Dans la définition que je reprends à la Harvard Business Review (voir plus bas), la transformation se distingue du changement par l’incertitude. Dans un changement il est possible d’expliquer aux gens comment ils vont travailler dans l’état final, quand le projet aura abouti. Dans une transformation, c’est impossible. Cette incertitude fait toute la difficulté d’un projet. Quand par exemple un cabinet de conseil comme le notre invente un nouveau métier, c’est de la transformation. Impossible d’expliquer précisément à quoi ressemblera notre métier quand nous l’aurons inventé, puisque sinon nous  l’aurions déjà inventé.

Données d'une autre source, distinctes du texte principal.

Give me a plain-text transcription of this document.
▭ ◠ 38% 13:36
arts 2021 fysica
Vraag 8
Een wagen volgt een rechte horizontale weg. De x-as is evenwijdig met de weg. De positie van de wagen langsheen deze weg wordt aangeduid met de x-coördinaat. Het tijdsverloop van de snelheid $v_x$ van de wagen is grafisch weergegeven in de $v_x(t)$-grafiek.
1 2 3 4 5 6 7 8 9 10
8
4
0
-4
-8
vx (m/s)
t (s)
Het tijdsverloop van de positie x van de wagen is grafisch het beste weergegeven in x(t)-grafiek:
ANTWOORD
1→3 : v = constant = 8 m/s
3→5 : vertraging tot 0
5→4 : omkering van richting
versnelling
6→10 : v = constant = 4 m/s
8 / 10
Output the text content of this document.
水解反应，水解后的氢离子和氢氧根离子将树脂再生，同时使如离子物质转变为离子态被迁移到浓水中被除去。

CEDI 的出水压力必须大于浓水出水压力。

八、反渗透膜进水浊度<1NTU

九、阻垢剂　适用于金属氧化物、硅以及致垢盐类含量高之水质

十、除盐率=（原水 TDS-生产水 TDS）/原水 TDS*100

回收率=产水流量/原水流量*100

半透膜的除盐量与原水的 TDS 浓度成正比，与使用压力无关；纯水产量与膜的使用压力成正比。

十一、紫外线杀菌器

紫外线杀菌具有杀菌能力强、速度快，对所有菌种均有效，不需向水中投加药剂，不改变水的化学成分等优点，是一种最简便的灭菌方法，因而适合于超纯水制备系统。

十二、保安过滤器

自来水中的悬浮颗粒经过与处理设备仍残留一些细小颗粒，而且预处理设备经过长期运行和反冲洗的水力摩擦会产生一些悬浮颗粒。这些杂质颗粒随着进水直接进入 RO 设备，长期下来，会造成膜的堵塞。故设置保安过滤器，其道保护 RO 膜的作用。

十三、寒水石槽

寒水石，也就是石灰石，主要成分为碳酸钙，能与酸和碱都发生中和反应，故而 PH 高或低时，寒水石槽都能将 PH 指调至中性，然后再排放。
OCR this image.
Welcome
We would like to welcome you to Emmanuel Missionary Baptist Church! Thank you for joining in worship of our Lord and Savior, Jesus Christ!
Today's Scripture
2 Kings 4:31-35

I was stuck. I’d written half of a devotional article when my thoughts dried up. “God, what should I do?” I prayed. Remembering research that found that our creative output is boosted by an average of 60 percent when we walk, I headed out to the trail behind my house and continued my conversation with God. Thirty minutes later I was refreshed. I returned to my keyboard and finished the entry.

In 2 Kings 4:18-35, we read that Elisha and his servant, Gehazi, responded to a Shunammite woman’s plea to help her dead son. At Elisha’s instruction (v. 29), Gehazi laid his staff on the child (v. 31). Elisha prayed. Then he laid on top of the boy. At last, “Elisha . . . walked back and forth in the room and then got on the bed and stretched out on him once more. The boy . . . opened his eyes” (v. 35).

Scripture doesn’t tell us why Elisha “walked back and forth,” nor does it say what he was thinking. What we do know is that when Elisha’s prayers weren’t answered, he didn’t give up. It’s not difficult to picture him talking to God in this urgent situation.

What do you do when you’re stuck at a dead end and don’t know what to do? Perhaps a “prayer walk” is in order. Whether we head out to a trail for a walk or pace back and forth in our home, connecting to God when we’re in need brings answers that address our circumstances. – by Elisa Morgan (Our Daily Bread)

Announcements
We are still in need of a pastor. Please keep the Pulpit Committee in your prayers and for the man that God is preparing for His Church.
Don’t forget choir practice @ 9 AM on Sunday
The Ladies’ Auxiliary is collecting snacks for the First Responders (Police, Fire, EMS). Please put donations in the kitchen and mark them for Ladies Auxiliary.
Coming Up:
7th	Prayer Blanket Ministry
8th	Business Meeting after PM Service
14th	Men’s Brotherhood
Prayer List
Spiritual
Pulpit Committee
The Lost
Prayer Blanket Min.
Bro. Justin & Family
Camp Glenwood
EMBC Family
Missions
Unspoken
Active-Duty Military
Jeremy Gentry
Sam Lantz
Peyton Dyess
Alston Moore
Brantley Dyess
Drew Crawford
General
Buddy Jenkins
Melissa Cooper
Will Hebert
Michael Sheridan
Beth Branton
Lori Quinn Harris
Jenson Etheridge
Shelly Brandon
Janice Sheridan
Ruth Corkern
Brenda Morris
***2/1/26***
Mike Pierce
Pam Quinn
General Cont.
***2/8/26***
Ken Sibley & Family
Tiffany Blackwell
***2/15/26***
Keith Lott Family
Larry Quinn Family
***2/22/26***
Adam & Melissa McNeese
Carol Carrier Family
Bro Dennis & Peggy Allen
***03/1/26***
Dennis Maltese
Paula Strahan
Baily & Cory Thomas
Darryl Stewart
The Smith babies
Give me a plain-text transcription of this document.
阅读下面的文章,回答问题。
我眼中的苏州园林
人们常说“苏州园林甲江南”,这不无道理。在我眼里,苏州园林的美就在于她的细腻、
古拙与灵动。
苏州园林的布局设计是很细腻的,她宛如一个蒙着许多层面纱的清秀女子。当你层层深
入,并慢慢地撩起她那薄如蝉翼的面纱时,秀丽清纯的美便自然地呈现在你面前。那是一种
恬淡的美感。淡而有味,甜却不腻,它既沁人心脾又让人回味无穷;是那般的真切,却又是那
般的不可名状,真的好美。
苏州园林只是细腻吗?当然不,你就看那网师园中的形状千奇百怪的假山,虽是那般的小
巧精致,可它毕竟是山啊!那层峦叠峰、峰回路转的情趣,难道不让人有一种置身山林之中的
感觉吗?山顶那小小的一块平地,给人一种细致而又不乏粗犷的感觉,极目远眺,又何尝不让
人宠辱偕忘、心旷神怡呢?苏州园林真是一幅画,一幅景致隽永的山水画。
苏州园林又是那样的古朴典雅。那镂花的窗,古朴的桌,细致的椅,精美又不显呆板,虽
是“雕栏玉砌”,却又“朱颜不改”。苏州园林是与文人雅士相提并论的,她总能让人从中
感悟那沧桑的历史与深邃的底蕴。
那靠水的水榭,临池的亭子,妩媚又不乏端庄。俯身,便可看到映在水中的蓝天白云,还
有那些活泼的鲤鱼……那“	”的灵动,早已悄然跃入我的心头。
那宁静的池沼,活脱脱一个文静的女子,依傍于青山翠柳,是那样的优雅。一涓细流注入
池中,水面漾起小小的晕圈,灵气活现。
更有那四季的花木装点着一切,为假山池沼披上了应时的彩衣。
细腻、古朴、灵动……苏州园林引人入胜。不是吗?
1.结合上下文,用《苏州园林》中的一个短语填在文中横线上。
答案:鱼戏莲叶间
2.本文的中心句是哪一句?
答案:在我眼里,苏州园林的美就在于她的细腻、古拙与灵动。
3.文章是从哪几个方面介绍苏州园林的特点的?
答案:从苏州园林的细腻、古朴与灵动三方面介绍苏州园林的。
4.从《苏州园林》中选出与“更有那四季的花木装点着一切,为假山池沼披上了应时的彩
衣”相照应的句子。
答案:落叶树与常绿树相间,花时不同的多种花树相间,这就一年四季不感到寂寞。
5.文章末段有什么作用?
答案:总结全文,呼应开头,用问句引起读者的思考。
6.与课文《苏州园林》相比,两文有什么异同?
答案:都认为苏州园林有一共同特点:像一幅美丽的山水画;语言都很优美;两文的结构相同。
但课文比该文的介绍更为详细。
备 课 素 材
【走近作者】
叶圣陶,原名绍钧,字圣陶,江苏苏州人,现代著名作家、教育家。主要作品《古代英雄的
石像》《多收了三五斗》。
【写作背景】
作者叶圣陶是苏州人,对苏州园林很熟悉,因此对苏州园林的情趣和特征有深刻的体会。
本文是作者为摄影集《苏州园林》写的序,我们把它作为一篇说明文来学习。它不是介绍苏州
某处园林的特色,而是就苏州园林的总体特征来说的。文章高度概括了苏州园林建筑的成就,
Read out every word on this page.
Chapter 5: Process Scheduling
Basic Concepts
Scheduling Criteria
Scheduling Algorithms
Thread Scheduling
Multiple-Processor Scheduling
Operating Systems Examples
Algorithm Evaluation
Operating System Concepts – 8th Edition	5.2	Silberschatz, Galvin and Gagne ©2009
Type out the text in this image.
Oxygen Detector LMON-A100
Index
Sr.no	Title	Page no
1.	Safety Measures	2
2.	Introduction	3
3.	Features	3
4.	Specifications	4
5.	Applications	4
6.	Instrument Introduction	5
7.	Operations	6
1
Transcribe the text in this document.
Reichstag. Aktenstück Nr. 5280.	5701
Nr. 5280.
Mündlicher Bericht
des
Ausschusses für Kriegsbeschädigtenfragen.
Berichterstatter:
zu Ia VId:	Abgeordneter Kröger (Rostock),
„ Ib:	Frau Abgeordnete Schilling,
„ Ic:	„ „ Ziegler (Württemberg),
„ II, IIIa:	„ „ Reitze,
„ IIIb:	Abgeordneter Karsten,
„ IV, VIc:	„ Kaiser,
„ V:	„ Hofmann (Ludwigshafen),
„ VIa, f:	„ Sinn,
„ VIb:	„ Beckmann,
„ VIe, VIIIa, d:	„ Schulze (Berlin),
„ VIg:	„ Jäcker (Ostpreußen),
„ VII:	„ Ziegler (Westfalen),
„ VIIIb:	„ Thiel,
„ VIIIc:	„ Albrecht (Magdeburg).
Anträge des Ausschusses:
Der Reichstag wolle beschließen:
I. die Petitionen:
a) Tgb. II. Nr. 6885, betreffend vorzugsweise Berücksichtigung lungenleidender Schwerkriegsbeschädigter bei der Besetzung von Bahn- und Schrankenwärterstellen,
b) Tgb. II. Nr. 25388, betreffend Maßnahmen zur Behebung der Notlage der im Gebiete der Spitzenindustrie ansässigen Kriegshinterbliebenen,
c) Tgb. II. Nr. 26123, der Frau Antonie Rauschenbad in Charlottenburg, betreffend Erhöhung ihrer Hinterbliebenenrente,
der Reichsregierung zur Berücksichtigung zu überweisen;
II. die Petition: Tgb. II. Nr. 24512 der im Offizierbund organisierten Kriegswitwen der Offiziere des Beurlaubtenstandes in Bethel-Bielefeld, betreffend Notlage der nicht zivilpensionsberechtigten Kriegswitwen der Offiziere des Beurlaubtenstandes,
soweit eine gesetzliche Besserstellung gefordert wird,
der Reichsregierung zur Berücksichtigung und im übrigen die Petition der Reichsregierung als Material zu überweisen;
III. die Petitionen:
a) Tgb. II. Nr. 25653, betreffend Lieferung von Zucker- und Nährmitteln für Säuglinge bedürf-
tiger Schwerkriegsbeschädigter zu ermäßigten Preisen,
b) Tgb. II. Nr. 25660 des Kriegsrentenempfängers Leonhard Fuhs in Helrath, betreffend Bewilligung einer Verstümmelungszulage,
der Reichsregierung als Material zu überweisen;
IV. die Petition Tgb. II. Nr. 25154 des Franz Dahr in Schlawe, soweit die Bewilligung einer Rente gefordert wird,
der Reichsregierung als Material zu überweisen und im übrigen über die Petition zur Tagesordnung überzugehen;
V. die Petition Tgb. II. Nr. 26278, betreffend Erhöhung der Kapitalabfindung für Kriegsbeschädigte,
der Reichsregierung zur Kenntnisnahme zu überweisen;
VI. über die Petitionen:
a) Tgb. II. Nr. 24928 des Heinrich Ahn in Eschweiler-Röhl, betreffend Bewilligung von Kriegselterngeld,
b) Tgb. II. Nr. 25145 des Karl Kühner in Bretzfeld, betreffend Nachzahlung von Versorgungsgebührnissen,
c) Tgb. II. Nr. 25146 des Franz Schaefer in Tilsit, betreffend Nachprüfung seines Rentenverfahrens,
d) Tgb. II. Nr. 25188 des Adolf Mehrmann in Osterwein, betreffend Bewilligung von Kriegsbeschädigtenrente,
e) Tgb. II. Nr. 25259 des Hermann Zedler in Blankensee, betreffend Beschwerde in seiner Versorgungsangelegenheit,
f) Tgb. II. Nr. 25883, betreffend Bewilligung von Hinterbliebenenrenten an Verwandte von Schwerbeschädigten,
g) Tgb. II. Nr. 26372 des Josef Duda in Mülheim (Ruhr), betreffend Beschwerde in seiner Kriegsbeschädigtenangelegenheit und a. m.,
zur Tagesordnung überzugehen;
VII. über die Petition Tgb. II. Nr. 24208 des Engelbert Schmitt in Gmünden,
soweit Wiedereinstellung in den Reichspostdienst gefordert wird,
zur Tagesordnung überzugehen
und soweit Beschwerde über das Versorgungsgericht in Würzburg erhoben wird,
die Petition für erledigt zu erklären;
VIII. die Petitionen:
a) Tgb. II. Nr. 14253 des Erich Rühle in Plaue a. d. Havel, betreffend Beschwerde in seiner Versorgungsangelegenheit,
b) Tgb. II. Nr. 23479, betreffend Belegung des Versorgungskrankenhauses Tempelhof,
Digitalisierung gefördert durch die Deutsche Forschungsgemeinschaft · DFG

A contrario lorsqu’un nouvel outil de partage de fichiers est mis en place, c’est sans doute du changement s’il est possible de décrire la manière de travailler qui sera appliquée à la fin du projet de manière simple et claire.

Un de mes clients a fait le chemin inverse : le mot transformation était tellement utilisé, qu’ils l’appliquent maintenant aux projets à objectifs précis, gardant le terme change en anglais pour désigner les projets aux résultats exploratoires ou incertains. Évitons les querelles de définition, ce qui compte c’est de bien différencier les deux types de projets.

Le tabou

La transformation ce n’est pas du changement.

Un exemple

En 2015 nous fûmes appelés par un nom prestigieux du Paris Corporate pour un projet de… déménagement. Nous considérant comme des professionnels innovants de la transformation j’étais un peu vexé de ce projet que je considérais comme indigne car trop simple. Changer de locaux me paraissait simple.

Chemin faisant nous nous rendîmes compte que l’enjeu du projet dépassait largement le fait de déplacer des meubles. Le patron souhaitait utiliser le changement de locaux pour changer la manière de travailler. Il souhaitait inventer une autre manière de collaborer. Il fallait donc inventer ensemble cette collaboration nouvelle. Je m’étais trompé, c’était bien un projet de transformation. Il était impossible de décrire aux gens comment on voulait qu’ils travaillent puisque personne ne le savait. C’était à eux de l’inventer. Nous explorions. Le projet concernait bien une transformation au sens défini plus haut. Aujourd’hui, en 2019, quand je vois dans ces locaux les gens collaborer, se comporter différemment d’il y a quelques années, je suis fier d’avoir aidé à cette véritable transformation.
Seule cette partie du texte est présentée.